L’auberge Saint Georges et le Dragon s’enorgueillit de posséder une enseigne peinte d’un côté par Leslie, de l’Académie royale, et de l’autre par Hodgson, académicien lui aussi. Leslie a mis en scène le combat, et Hodgson ce qui s’en est suivi : l’instant où saint Georges, sa tâche accomplie, savoure une pinte de bière.

Day, l’auteur de Sandford et Merton, a vécu et – ce qui accroît la renommée du lieu – fut assassiné à Wargrave. Dans l’église se trouve le monument funéraire de Mme Sarah Hill, qui légua une livre sterling annuelle à partager le jour de Pâques entre deux garçons et deux filles « qui n’ont jamais désobéi à leurs parents et qu’on n’a jamais surpris à jurer ou mentir, à voler ou à casser les carreaux ». Pensez, se priver de tous ces plaisirs pour cinq shillings par an ! Cela ne vaut pas le coup.

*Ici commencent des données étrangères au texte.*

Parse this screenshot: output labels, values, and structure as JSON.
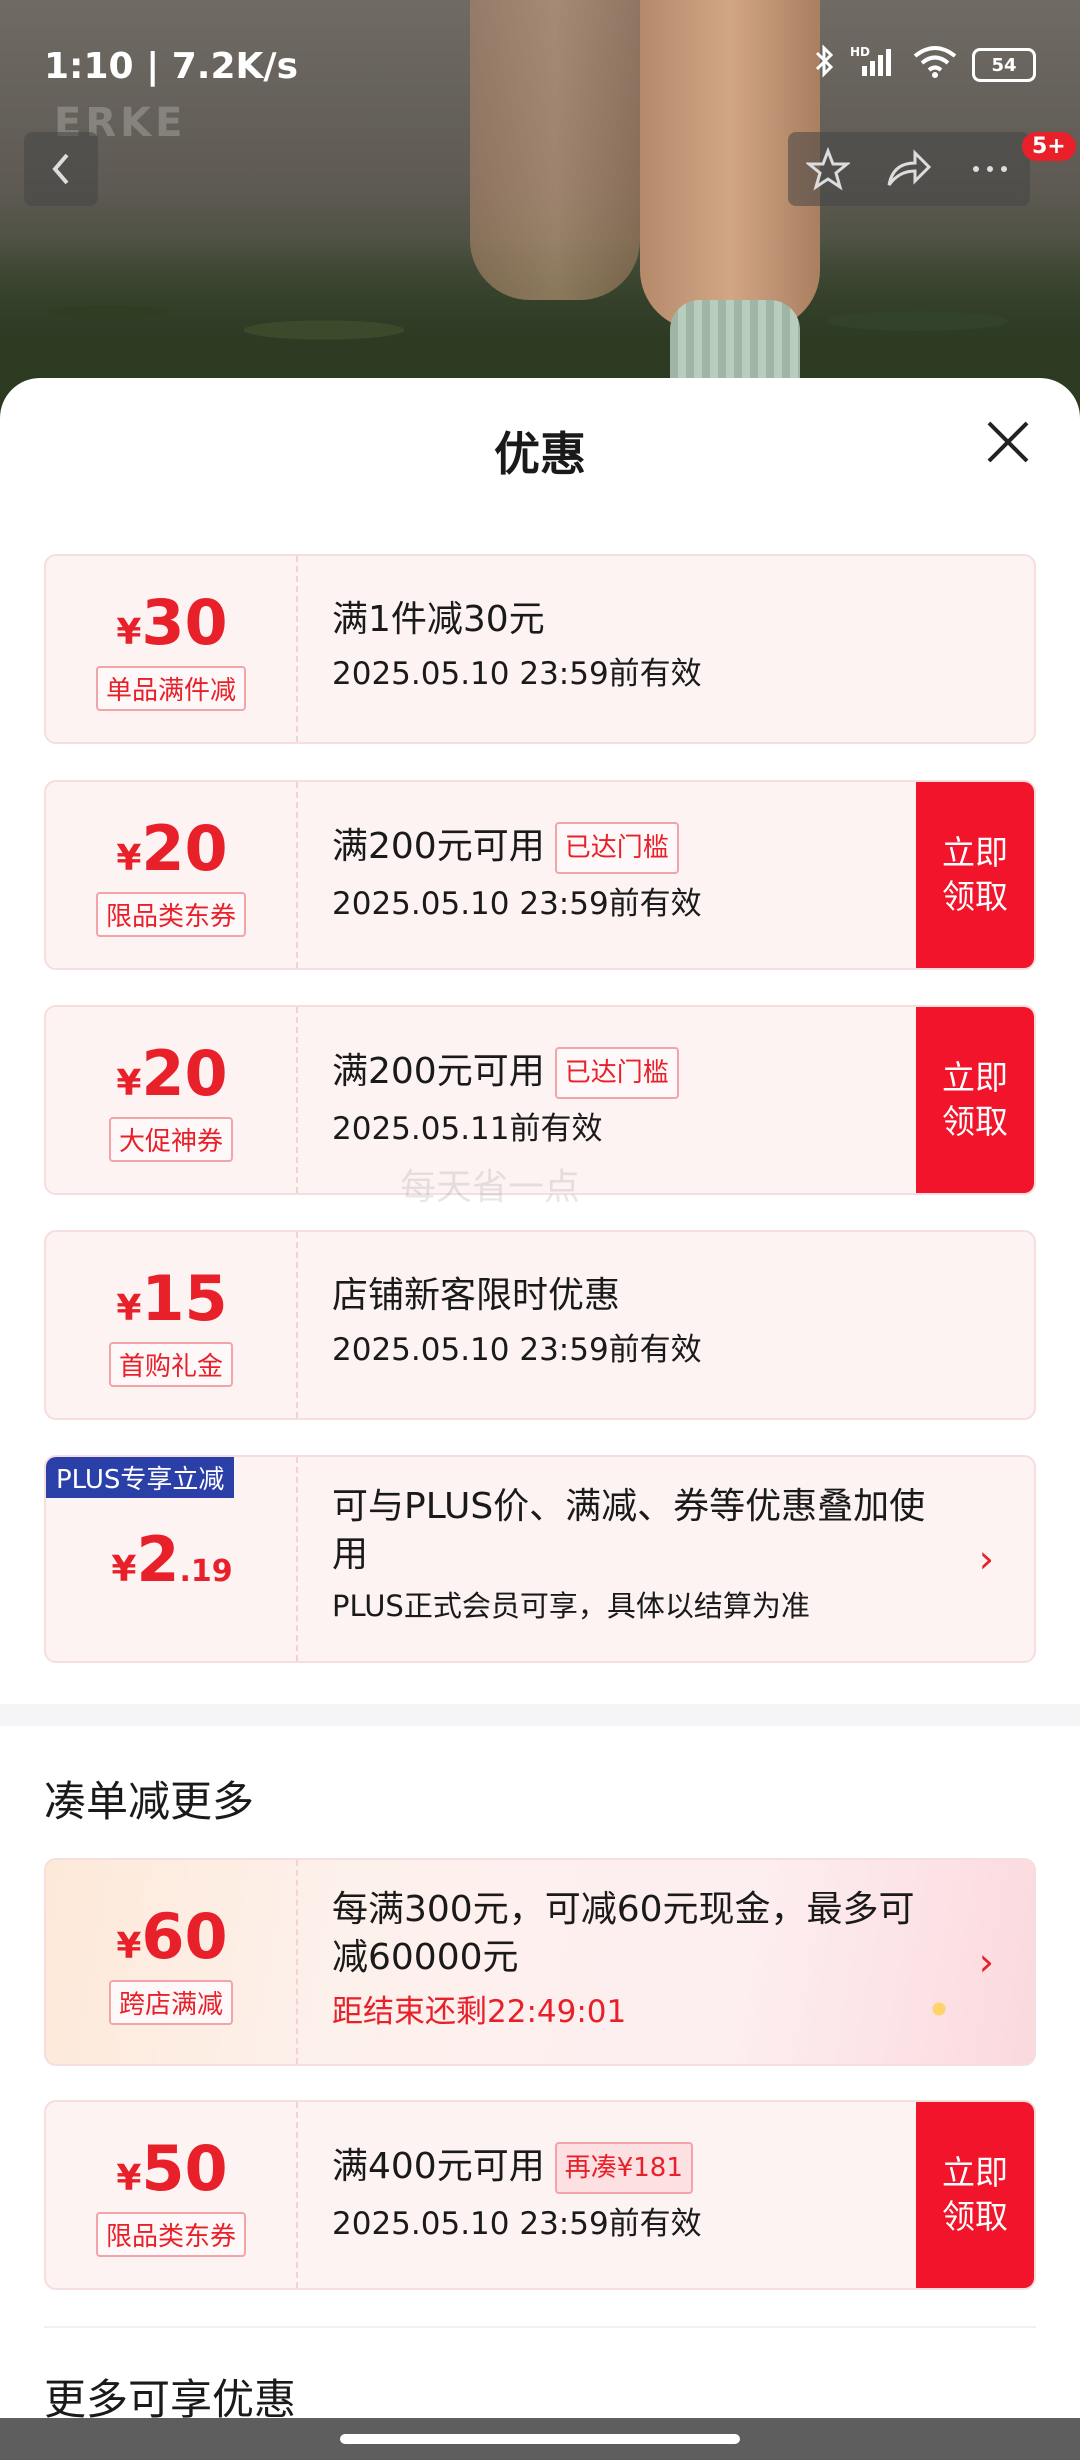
{
  "status_bar": {
    "time": "1:10 | 7.2K/s",
    "battery": "54",
    "hd": "HD"
  },
  "hero": {
    "logo": "ERKE"
  },
  "toolbar": {
    "cart_badge": "5+"
  },
  "sheet": {
    "title": "优惠"
  },
  "watermark": "每天省一点",
  "coupons": [
    {
      "yen": "¥",
      "amount": "30",
      "tag": "单品满件减",
      "title": "满1件减30元",
      "validity": "2025.05.10 23:59前有效"
    },
    {
      "yen": "¥",
      "amount": "20",
      "tag": "限品类东券",
      "title": "满200元可用",
      "pill": "已达门槛",
      "validity": "2025.05.10 23:59前有效",
      "claim": "立即\n领取"
    },
    {
      "yen": "¥",
      "amount": "20",
      "tag": "大促神券",
      "title": "满200元可用",
      "pill": "已达门槛",
      "validity": "2025.05.11前有效",
      "claim": "立即\n领取"
    },
    {
      "yen": "¥",
      "amount": "15",
      "tag": "首购礼金",
      "title": "店铺新客限时优惠",
      "validity": "2025.05.10 23:59前有效"
    },
    {
      "plus_tag": "PLUS专享立减",
      "yen": "¥",
      "amount": "2",
      "decimal": ".19",
      "title": "可与PLUS价、满减、券等优惠叠加使用",
      "validity": "PLUS正式会员可享，具体以结算为准",
      "arrow": "›"
    }
  ],
  "section_more": {
    "title": "凑单减更多"
  },
  "more_coupons": [
    {
      "yen": "¥",
      "amount": "60",
      "tag": "跨店满减",
      "title": "每满300元，可减60元现金，最多可减60000元",
      "countdown": "距结束还剩22:49:01",
      "arrow": "›"
    },
    {
      "yen": "¥",
      "amount": "50",
      "tag": "限品类东券",
      "title": "满400元可用",
      "pill": "再凑¥181",
      "validity": "2025.05.10 23:59前有效",
      "claim": "立即\n领取"
    }
  ],
  "section_extra": {
    "title": "更多可享优惠"
  },
  "colors": {
    "accent_red": "#e8202a",
    "claim_red": "#f2142a",
    "plus_blue": "#2a3fa8"
  }
}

La rumeur publique prétend qu’une fois, il y a fort longtemps, un garçon se distingua pour n’avoir jamais commis ces crimes – ou du moins, et c’était tout ce qui était exigé ou qu’on était en droit d’attendre, n’avait jamais été surpris à les commettre. Il mérita donc le titre de gloire, et le diplôme fut exposé durant trois semaines à l’hôtel de ville, sous un globe de verre.

Ce qu’il advint de l’argent par la suite, nul ne le sait. On dit qu’il est régulièrement distribué chaque année au plus proche musée de figurines de cire.

Shiplake est un joli village mais, situé sur une hauteur, il ne peut être vu du fleuve. Tennyson s’est marié dans l’église de Shiplake.

Jusqu’à Sonning, le fleuve serpente parmi de nombreuses îles et coule tranquille et solitaire. Seuls deux ou trois couples d’amoureux campagnards se promènent sur ses rives, à la tombée du soir. C’est un lieu fait pour y rêver aux jours passés, aux silhouettes et aux visages disparus, à tout ce qui aurait pu être et n’a, hélas ! jamais été.

Nous débarquâmes à Sonning pour aller nous promener dans le village. C’est le coin perdu le plus enchanteur que je connaisse. Il ressemble davantage à un décor de théâtre qu’à un village réel en brique et en mortier. Chaque maison y est blottie parmi les roses qui, à cette époque du début de juin, éclatent en bouquets splendides. Si vous vous arrêtez à Sonning, descendez au Taureau, derrière l’église. C’est une vieille auberge de campagne, avec un jardin verdoyant, où, sur les bancs, au pied des arbres, les vieux se réunissent le soir pour boire leur bière et discuter des événements de politique locale ; une auberge typique avec ses chambres mansardées et ses fenêtres à petits carreaux, ses escaliers de guingois et son labyrinthe de couloirs.

Nous flânâmes pendant une heure dans le doux Sonning, puis, comme il était trop tard pour pousser jusqu’à Reading, nous décidâmes de rallier l’une des îles de Shiplake et d’y passer la nuit. Nous y fûmes installés relativement tôt, et George déclara que, cette fois, nous avions tout le temps de nous confectionner un bon repas. Il nous montrerait, ajouta-t-il, ce qu’il était possible d’accomplir sur la Tamise dans le domaine culinaire, et nous proposa de nous confectionner un ragoût irlandais avec les légumes et les restes de bœuf froid.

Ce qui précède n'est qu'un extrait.